Since the answer to this might by itself be a research paper on its own, we can break it down to two key points:

  • Community

  • Architecture

Community

Cardano currently has one of the largest communities in crypto. With over 600k subscribers on Reddit, 1m+ followers combined between the 3 core entities behind it (Emurgo, Cardano Foundation, IOG), ADA being currently ranked among the top cryptocurrencies by market cap, and the fact that at the time of writing this 70% of ADA is currently being staked, it means Cardano is one of the most popular blockchains.

For dApps, adoption is everything. Having a large community that already is technically savvy and confident enough to transfer their funds to a non-custodial wallet makes it easy to get an initial surge of adoption!

Architecture

Cardano is built utilizing the Extended Unspent Transaction Output (eUTXO) model. This sounds complicated, but to simplify things a little, you can imagine it working similarly to how Bitcoin operates. If you send an order, it will be queued up among the other orders and be executed in the order it was sent.

This is in contrast to an account-based model (think: Ethereum) where orders are prioritized based on the amount of gas each person pays. This creates problems where transaction prices skyrocket (as the price of ETH goes up, tx fees go up, and as ETH becomes more popular, more people are competing for space in a block, driving prices even higher) and can even fail. This means that in certain circumstances your order can fail to go through but you still get charged crazy amounts!
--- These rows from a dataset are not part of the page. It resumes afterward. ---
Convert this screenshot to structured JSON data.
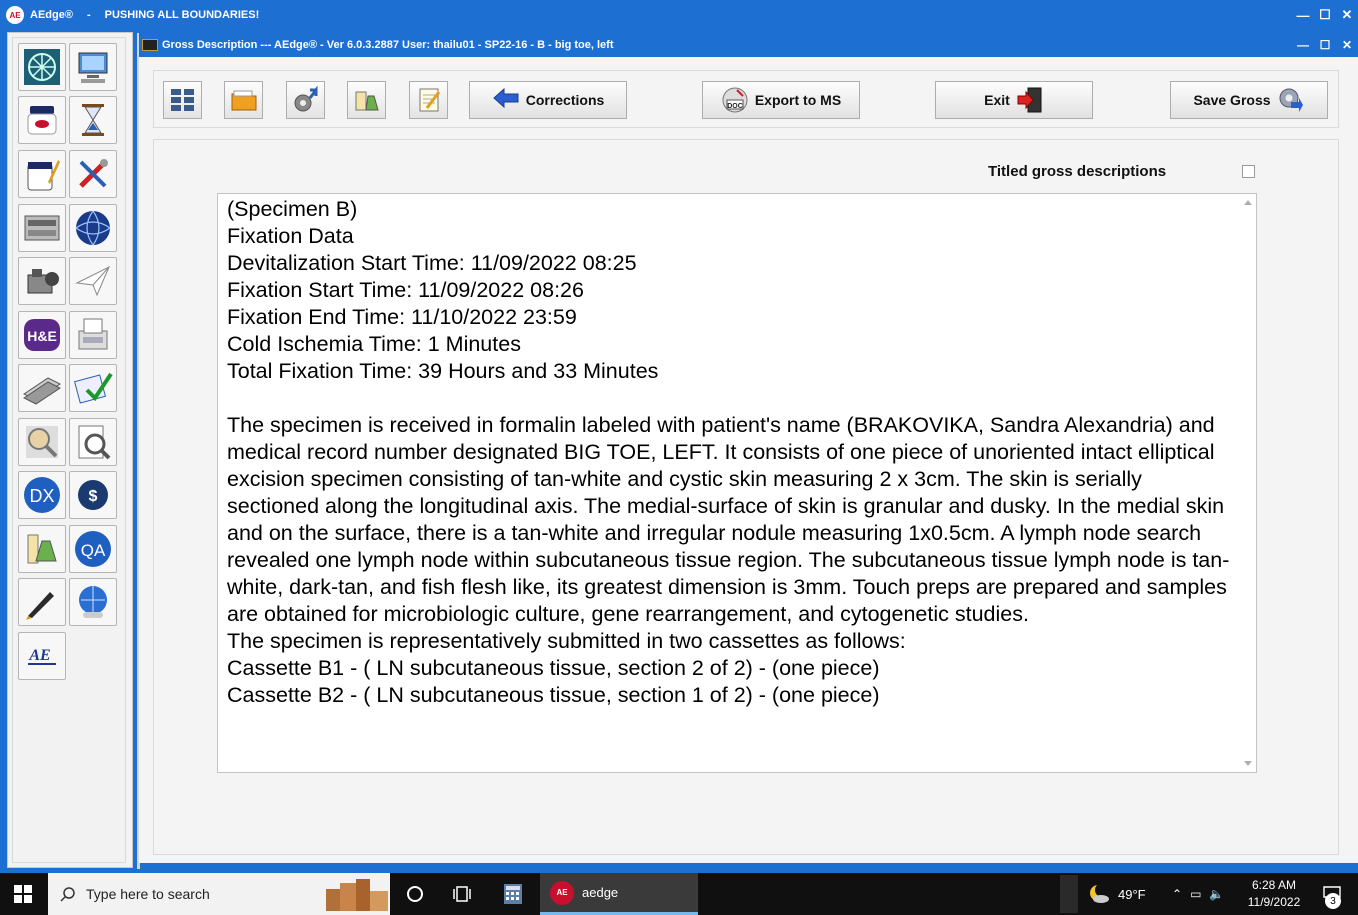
{
  "app": {
    "title": "AEdge®",
    "separator": "-",
    "slogan": "PUSHING ALL BOUNDARIES!",
    "logo_text": "AE"
  },
  "window_controls": {
    "minimize": "—",
    "maximize": "☐",
    "close": "✕"
  },
  "child_window": {
    "title": "Gross Description --- AEdge® -  Ver 6.0.3.2887  User: thailu01 - SP22-16 - B - big toe, left"
  },
  "left_toolbar": {
    "icons": [
      "network-icon",
      "computer-icon",
      "specimen-jar-icon",
      "hourglass-icon",
      "paint-jar-icon",
      "tools-icon",
      "printer-machine-icon",
      "globe-icon",
      "microtome-icon",
      "paper-plane-icon",
      "h-and-e-stain-icon",
      "fax-icon",
      "slides-stack-icon",
      "e-checkmark-icon",
      "magnifier-icon",
      "document-search-icon",
      "dx-icon",
      "billing-icon",
      "lab-flasks-icon",
      "qa-icon",
      "fountain-pen-icon",
      "web-help-icon",
      "aedge-logo-icon"
    ],
    "dx_label": "DX",
    "qa_label": "QA",
    "he_label": "H&E",
    "billing_label": "$",
    "aedge_label": "AE"
  },
  "toolbar": {
    "corrections_label": "Corrections",
    "export_label": "Export to MS",
    "exit_label": "Exit",
    "save_label": "Save Gross",
    "doc_badge": "DOC"
  },
  "gross": {
    "titled_label": "Titled gross descriptions",
    "titled_checked": false,
    "text": "(Specimen B)\nFixation Data\nDevitalization Start Time: 11/09/2022 08:25\nFixation Start Time: 11/09/2022 08:26\nFixation End Time: 11/10/2022 23:59\nCold Ischemia Time: 1 Minutes\nTotal Fixation Time: 39 Hours and 33 Minutes\n\nThe specimen is received in formalin labeled with patient's name (BRAKOVIKA, Sandra Alexandria) and medical record number designated BIG TOE, LEFT. It consists of one piece of unoriented intact elliptical excision specimen consisting of tan-white and cystic skin measuring 2 x 3cm. The skin is serially sectioned along the longitudinal axis. The medial-surface of skin is granular and dusky. In the medial skin and on the surface, there is a tan-white and irregular nodule measuring 1x0.5cm. A lymph node search revealed one lymph node within subcutaneous tissue region. The subcutaneous tissue lymph node is tan-white, dark-tan, and fish flesh like, its greatest dimension is 3mm. Touch preps are prepared and samples are obtained for microbiologic culture, gene rearrangement, and cytogenetic studies.\nThe specimen is representatively submitted in two cassettes as follows:\nCassette B1 - ( LN subcutaneous tissue, section 2 of 2) - (one piece)\nCassette B2 - ( LN subcutaneous tissue, section 1 of 2) - (one piece)"
  },
  "taskbar": {
    "search_placeholder": "Type here to search",
    "app_label": "aedge",
    "app_logo_text": "AE",
    "weather_temp": "49°F",
    "time": "6:28 AM",
    "date": "11/9/2022",
    "notification_count": "3"
  }
}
Other chains have gotten around this by simply centralizing their chains or making it extremely expensive to run nodes (in a sense, centralizing the chain). A blockchain can become extremely fast and cheap to use if the people developing it choose to just run nodes that validate transactions themselves, or carefully choosing the people that are allowed to do so. While this might not seem like a problem at first glance, this creates possibilities for censorship and attacks on the blockchain.

In the future Cardano will be decentralized (anybody can run a node), proof of stake, and extremely scalable (think: tx speeds measured in milliseconds, with fees in the pennies), and along with it have the architecture to support layer 2 solutions for governments such as decentralized identities (DIDs).